Using Finite Element Simulation to Optimize the Heat Treatment of Tire Protection Chains

Abstract

The heat treatment of tire protection chains has a major influence on the final product because the high local stresses that arise during quenching may lead to material failure, i.e., quench cracks. The investigations presented in this paper aim at the identification of critical areas in the design of a tire chain link made of 50CrV4 (DIN 1.8159) steel. Parametric studies were conducted by means of finite element (FE) simulation. The FE model enables the calculation of the stress evolution in the chain link during heat treatment. The position of the cracks produced in laboratory quench experiments coincided with the position where the FE simulation model predicted the maximum tensile stress at the end of the quench. Hence, geometry optimization of the chain links is now possible by means of parametric FE studies aiming to minimize these tensile stresses. To identify the influence of the various input parameters on the calculated stress evolution during the quenching, a sensitivity analysis was performed.

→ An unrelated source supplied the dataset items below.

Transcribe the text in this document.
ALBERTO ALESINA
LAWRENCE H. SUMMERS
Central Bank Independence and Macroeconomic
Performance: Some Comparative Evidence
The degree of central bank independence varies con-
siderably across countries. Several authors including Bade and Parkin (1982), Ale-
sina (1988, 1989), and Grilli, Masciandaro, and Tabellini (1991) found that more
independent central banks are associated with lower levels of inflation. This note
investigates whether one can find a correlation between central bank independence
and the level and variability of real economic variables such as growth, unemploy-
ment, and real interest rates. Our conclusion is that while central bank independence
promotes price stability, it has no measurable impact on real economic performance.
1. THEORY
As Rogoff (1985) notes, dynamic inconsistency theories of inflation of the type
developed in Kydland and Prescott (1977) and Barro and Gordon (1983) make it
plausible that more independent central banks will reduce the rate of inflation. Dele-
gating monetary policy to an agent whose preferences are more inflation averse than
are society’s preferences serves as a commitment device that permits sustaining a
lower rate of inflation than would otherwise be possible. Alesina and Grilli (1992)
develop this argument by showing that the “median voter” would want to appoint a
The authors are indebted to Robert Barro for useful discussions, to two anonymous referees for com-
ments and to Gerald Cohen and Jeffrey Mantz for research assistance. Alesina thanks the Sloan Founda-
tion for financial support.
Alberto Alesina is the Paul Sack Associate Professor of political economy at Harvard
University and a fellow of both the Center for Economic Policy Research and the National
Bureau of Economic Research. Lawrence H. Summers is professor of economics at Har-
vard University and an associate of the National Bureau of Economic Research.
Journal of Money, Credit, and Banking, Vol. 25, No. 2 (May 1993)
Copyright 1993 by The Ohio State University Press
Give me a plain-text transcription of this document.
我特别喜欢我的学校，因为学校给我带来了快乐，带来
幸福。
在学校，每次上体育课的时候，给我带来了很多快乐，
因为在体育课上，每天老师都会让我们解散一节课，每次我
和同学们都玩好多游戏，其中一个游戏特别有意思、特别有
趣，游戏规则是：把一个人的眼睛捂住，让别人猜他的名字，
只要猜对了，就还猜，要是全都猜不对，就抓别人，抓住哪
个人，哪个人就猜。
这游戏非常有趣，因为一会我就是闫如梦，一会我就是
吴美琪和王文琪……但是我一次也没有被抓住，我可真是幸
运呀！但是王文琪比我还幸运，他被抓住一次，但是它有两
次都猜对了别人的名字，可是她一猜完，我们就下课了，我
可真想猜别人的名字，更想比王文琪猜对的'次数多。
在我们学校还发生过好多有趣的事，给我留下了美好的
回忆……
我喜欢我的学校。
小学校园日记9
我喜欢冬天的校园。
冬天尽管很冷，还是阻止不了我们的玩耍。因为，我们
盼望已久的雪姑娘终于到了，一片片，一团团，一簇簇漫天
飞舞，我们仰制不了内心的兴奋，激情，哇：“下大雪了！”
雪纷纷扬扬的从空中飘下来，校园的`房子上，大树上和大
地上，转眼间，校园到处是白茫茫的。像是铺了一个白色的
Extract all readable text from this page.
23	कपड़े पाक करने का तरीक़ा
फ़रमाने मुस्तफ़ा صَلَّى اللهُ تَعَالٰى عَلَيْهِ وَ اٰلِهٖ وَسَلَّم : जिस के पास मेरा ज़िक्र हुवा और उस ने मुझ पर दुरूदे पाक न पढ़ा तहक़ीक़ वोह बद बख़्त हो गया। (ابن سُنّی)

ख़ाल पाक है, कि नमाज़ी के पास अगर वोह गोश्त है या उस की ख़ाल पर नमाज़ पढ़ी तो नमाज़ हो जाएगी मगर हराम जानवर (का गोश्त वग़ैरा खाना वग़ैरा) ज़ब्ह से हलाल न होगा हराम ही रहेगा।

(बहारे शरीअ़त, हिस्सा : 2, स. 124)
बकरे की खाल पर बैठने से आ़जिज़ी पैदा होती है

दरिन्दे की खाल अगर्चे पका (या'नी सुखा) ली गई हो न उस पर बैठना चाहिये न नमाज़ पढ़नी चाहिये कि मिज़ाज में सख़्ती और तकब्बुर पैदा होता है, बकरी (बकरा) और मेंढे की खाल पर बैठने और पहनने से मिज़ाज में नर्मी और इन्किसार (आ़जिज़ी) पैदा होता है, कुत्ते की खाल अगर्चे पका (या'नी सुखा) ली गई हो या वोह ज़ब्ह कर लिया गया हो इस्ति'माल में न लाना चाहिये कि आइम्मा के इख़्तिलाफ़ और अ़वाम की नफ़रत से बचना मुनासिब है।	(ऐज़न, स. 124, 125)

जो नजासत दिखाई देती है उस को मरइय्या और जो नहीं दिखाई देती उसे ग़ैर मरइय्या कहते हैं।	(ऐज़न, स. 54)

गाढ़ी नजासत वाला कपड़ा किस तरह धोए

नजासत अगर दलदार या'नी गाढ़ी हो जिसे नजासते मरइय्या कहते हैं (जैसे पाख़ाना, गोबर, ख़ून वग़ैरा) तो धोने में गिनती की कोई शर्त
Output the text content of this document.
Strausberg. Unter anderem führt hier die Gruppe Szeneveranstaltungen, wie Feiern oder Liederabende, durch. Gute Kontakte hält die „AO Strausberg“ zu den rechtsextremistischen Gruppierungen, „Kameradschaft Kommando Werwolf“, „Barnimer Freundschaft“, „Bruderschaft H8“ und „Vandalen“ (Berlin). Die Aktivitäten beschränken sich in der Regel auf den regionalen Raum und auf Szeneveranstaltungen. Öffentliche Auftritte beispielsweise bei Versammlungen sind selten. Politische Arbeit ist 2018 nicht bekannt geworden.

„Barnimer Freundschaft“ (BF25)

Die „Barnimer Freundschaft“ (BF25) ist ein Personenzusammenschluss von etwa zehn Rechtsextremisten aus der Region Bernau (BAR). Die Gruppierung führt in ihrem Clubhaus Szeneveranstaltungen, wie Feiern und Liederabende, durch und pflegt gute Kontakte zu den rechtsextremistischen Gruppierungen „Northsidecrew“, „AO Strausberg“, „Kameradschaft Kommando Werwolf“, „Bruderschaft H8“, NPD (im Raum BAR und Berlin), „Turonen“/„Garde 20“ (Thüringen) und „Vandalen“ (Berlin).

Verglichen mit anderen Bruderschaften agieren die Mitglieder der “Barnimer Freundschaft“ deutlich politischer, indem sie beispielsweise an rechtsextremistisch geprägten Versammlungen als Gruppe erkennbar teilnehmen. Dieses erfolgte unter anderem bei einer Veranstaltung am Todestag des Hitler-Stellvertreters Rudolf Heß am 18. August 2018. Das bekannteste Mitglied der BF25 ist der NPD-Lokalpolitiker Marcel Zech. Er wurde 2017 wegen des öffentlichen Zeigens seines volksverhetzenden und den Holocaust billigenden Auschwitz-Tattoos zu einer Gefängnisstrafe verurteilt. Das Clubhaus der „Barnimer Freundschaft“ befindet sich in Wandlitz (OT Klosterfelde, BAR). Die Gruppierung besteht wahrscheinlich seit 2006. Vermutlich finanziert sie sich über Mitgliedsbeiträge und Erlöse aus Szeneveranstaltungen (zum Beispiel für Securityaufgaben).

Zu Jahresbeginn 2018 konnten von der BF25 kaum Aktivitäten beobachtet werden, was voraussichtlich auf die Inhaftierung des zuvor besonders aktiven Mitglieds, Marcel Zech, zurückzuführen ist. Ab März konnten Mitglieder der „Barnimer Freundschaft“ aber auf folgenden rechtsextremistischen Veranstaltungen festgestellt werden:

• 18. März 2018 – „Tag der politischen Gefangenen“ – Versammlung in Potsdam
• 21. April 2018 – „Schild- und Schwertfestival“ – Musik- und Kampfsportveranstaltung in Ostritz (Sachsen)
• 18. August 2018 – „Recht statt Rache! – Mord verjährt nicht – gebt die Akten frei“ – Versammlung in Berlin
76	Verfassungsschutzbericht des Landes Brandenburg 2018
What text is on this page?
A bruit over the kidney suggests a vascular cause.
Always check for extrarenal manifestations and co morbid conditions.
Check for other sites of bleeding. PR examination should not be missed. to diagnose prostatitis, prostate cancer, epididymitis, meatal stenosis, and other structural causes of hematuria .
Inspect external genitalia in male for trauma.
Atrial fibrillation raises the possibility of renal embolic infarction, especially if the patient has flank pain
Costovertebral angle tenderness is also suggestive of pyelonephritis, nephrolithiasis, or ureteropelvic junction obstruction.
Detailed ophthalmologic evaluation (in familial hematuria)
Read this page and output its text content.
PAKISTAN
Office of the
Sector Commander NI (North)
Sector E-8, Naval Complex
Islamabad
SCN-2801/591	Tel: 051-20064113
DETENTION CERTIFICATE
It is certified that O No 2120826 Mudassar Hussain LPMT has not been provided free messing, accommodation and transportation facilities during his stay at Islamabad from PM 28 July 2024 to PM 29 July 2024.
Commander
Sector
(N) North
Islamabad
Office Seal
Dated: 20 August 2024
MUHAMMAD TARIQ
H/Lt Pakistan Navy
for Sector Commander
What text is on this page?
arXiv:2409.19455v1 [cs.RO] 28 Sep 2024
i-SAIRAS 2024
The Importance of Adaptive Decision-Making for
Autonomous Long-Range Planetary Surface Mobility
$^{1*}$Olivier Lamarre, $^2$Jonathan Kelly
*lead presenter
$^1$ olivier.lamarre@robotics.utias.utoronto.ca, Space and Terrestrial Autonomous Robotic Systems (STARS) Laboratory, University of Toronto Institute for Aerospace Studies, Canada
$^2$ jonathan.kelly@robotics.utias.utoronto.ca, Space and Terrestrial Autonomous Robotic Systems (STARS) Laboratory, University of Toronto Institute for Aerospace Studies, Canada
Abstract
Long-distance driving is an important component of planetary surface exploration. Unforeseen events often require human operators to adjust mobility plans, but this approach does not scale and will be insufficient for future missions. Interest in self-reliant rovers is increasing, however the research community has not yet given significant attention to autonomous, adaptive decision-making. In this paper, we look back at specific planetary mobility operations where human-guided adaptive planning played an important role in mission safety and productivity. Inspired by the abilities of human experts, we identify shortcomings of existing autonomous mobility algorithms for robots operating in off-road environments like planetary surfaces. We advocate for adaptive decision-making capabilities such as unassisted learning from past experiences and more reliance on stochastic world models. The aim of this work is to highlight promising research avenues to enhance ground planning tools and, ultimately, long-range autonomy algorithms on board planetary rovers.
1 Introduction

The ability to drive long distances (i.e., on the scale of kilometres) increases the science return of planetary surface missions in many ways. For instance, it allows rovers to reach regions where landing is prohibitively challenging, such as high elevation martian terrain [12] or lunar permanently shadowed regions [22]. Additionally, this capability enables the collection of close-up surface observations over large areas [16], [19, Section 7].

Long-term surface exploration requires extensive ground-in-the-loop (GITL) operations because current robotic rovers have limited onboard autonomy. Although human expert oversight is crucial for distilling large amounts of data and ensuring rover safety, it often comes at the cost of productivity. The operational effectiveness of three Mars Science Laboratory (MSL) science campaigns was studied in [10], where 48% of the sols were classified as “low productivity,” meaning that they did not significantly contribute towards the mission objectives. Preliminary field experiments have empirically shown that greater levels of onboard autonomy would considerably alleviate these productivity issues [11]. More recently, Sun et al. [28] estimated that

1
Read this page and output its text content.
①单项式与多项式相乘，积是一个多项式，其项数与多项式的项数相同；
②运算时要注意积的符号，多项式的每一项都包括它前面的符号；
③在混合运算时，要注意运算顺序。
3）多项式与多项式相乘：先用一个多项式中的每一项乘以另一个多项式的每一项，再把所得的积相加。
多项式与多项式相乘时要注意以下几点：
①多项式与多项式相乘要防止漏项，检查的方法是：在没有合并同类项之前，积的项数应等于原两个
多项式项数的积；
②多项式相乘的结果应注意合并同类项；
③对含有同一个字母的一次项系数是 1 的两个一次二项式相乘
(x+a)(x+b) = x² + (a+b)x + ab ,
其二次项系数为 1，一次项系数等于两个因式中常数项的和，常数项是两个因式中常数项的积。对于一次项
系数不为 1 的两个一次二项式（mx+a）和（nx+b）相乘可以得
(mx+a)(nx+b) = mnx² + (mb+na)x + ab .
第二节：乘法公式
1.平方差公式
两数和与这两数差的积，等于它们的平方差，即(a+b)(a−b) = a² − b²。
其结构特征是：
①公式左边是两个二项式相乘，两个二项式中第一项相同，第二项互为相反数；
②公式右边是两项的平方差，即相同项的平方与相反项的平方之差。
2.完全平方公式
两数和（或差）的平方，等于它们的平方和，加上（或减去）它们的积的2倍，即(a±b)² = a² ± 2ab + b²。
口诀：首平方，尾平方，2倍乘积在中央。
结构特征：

The influence of the mesh size, the heat transfer at the surface, and the thermo-mechanical properties of the material phases on the stress calculation was evaluated and trends were identified. Temperature measurements during quenching experiments were used to determine the heat transfer parameters. X-ray residual stress measurements on pre-defined positions after an instrumented laboratory quenching were used to validate the simulation results.